Node get's killed by OOM killer due to indexer memory exceeded

query
n1ql

#1

Hello,

I have 4 Couchbase nodes in version 5.0.1-5003 community edition with the following configuration :

  • 32 Gb memory
  • 3 buckets with 2 Replicas
  • Data service : 19Gb
  • Index Service : 6Gb

Since we start using N1QL, we are having a very serious issue : Couchbase nodes get killed by OOM killer because the indexer and/or cbq goes far beyond the size of the configured memory.

OOM Killer

Jun  7 07:46:50 node2 kernel: [243379.269217] Out of memory: Kill process 9185 (memcached) score 393 or sacrifice child
Jun  7 07:46:50 node2 kernel: [243379.270200] Killed process 9185 (memcached) total-vm:21640716kB, anon-rss:10934144kB, file-rss:0kB, shmem-rss:4kB

Node 2

1379536 19952 /opt/couchbase/lib/erlang/erts-5.10.4.0.0.1/bin/beam.smp
1440156 219200 /opt/couchbase/bin/projector
1828192 67160 /tools/dbadm/gdat/jre/Linux_x86_64/bin/java
2506496 659796 /opt/couchbase/lib/erlang/erts-5.10.4.0.0.1/bin/beam.smp
7344692 607204 /opt/couchbase/lib/erlang/erts-5.10.4.0.0.1/bin/beam.smp
12111440 4324436 /opt/couchbase/bin/indexer
20407828 15425296 /opt/couchbase/bin/memcached

Node 3

1380052 11216 /opt/couchbase/lib/erlang/erts-5.10.4.0.0.1/bin/beam.smp
1828192 70644 /tools/dbadm/gdat/jre/Linux_x86_64/bin/java
2310208 591900 /opt/couchbase/lib/erlang/erts-5.10.4.0.0.1/bin/beam.smp
2603532 475052 /opt/couchbase/bin/projector
7241612 418580 /opt/couchbase/lib/erlang/erts-5.10.4.0.0.1/bin/beam.smp
15923680 720376 /opt/couchbase/bin/cbq-engine
21214732 15679948 /opt/couchbase/bin/memcached
29247132 5763240 /opt/couchbase/bin/indexer

We were using N1QL indexes before, but they were simple ones, and not so much used.
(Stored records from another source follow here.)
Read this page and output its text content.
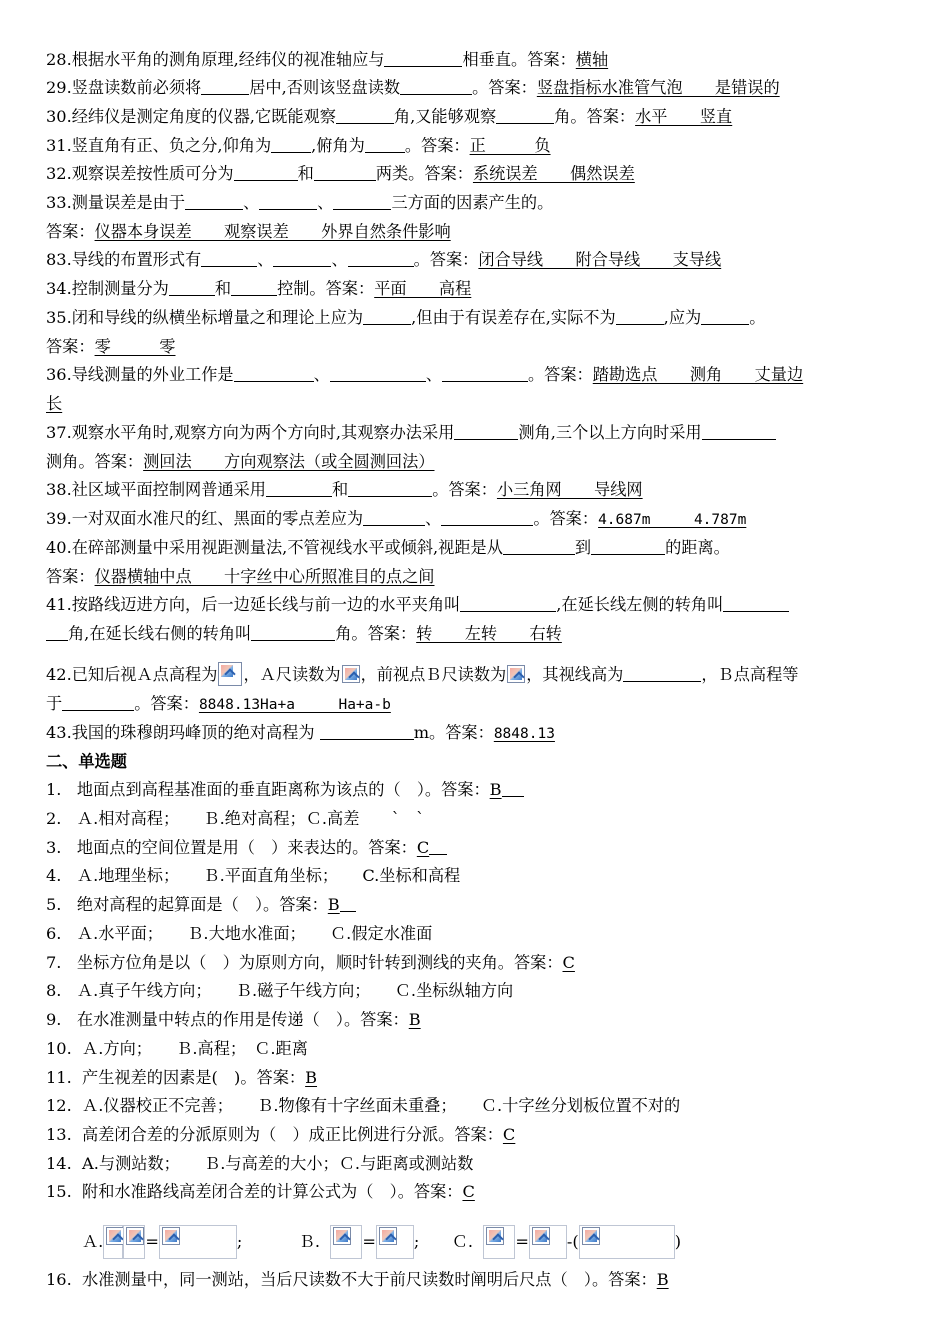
28.根据水平角的测角原理,经纬仪的视准轴应与	相垂直。答案：横轴
29.竖盘读数前必须将	居中,否则该竖盘读数	。答案：竖盘指标水准管气泡　　是错误的
30.经纬仪是测定角度的仪器,它既能观察	角,又能够观察	角。答案：水平　　竖直
31.竖直角有正、负之分,仰角为 ,俯角为 。答案：正　　　负
32.观察误差按性质可分为	和	两类。答案：系统误差　　偶然误差
33.测量误差是由于	、	、	三方面的因素产生的。
答案：仪器本身误差　　观察误差　　外界自然条件影响
83.导线的布置形式有	、	、	。答案：闭合导线　　附合导线　　支导线
34.控制测量分为	和	控制。答案：平面　　高程
35.闭和导线的纵横坐标增量之和理论上应为	,但由于有误差存在,实际不为	,应为	。
答案：零　　　零
36.导线测量的外业工作是	、	、	。答案：踏勘选点　　测角　　丈量边
长
37.观察水平角时,观察方向为两个方向时,其观察办法采用	测角,三个以上方向时采用
测角。答案：测回法　　方向观察法（或全圆测回法）
38.社区域平面控制网普通采用	和	。答案：小三角网　　导线网
39.一对双面水准尺的红、黑面的零点差应为	、	。答案：4.687m　　　4.787m
40.在碎部测量中采用视距测量法,不管视线水平或倾斜,视距是从	到	的距离。
答案：仪器横轴中点　　十字丝中心所照准目的点之间
41.按路线迈进方向，后一边延长线与前一边的水平夹角叫	,在延长线左侧的转角叫
角,在延长线右侧的转角叫	角。答案：转　　左转　　右转
42.已知后视Ａ点高程为 ，Ａ尺读数为 ，前视点Ｂ尺读数为 ，其视线高为	，Ｂ点高程等
于	。答案：8848.13Ha+a　　　Ha+a-b
43.我国的珠穆朗玛峰顶的绝对高程为	m。答案：8848.13
二、单选题
1. 地面点到高程基准面的垂直距离称为该点的（　）。答案：B
2. Ａ.相对高程；　　Ｂ.绝对高程；Ｃ.高差　　`　`
3. 地面点的空间位置是用（　）来表达的。答案：C
4. Ａ.地理坐标；　　Ｂ.平面直角坐标；　　C.坐标和高程
5. 绝对高程的起算面是（　）。答案：B
6. Ａ.水平面；　　Ｂ.大地水准面；　　Ｃ.假定水准面
7. 坐标方位角是以（　）为原则方向，顺时针转到测线的夹角。答案：C
8. Ａ.真子午线方向；　　Ｂ.磁子午线方向；　　Ｃ.坐标纵轴方向
9. 在水准测量中转点的作用是传递（　）。答案：B
10. Ａ.方向；　　Ｂ.高程；　Ｃ.距离
11. 产生视差的因素是(　)。答案：B
12. Ａ.仪器校正不完善；　　Ｂ.物像有十字丝面未重叠；　　Ｃ.十字丝分划板位置不对的
13. 高差闭合差的分派原则为（　）成正比例进行分派。答案：C
14. A.与测站数；　　Ｂ.与高差的大小；Ｃ.与距离或测站数
15. 附和水准路线高差闭合差的计算公式为（　）。答案：C
Ａ.	=	;	Ｂ.	= ; Ｃ.	= -(	)
16. 水准测量中，同一测站，当后尺读数不大于前尺读数时阐明后尺点（　）。答案：B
The new index that seems to trigger the overconsumption of memory is the one in this post

crash logs (122.8 KB)


#2

This seems to match this issue MB-20178, but it was supposed to be fixed in version 4.5.1


#3

Hello @tchlyah,
Can you please give details about:
Number of documents?
Documents size (avg size)?
Working set residency required(eg: 80% of data needs to be resident)?

Typically if the cluster is under sized and when cluster is under memory pressure, OS will invoke OOM killer and in Couchbase case, memcached is overarching bad boy, and get killed.


#4

We have 3 buckets, the main buckets where we do N1QL requests has :

  • ~9 millions documents
  • Average size : 4kb size
  • 50K documents with 100kb

The 2 other ones contains each ~4 millions documents with same average size

Every day we reload every data from CB, so we need 100% of resident memory, which is what CB shows in production.

In my perspective, we do not have a very large base, and before the new N1QL requests, we didn’t have any issues!


#5

Thanks for giving details about the setup. I appreciate it.

Yes, # of documents are not big in this case.

I see that you are using N1QL/Query service. By any chance you have primary index on your index nodes?
Is Index service running separately on its node, or its shared with other service?
Are your current SLA’s being met? And what are they?

We don’t recommend using primary index(s) on production clusters.


#6

No we don’t have any primary index! All our requests use indexes specially created for them.

No, unfortunately we do not have entreprise edition yet, and I can’t do anything about it for now. So we can’t separate index/query services from data one.

Until now we didn’t have any issues with Couchbase, our SLA is being met.

For me it should be linked to the newly created index (Array Covering index with UNNEST and condition), maybe it is too much complicated ?

I can’t go to production with these issues!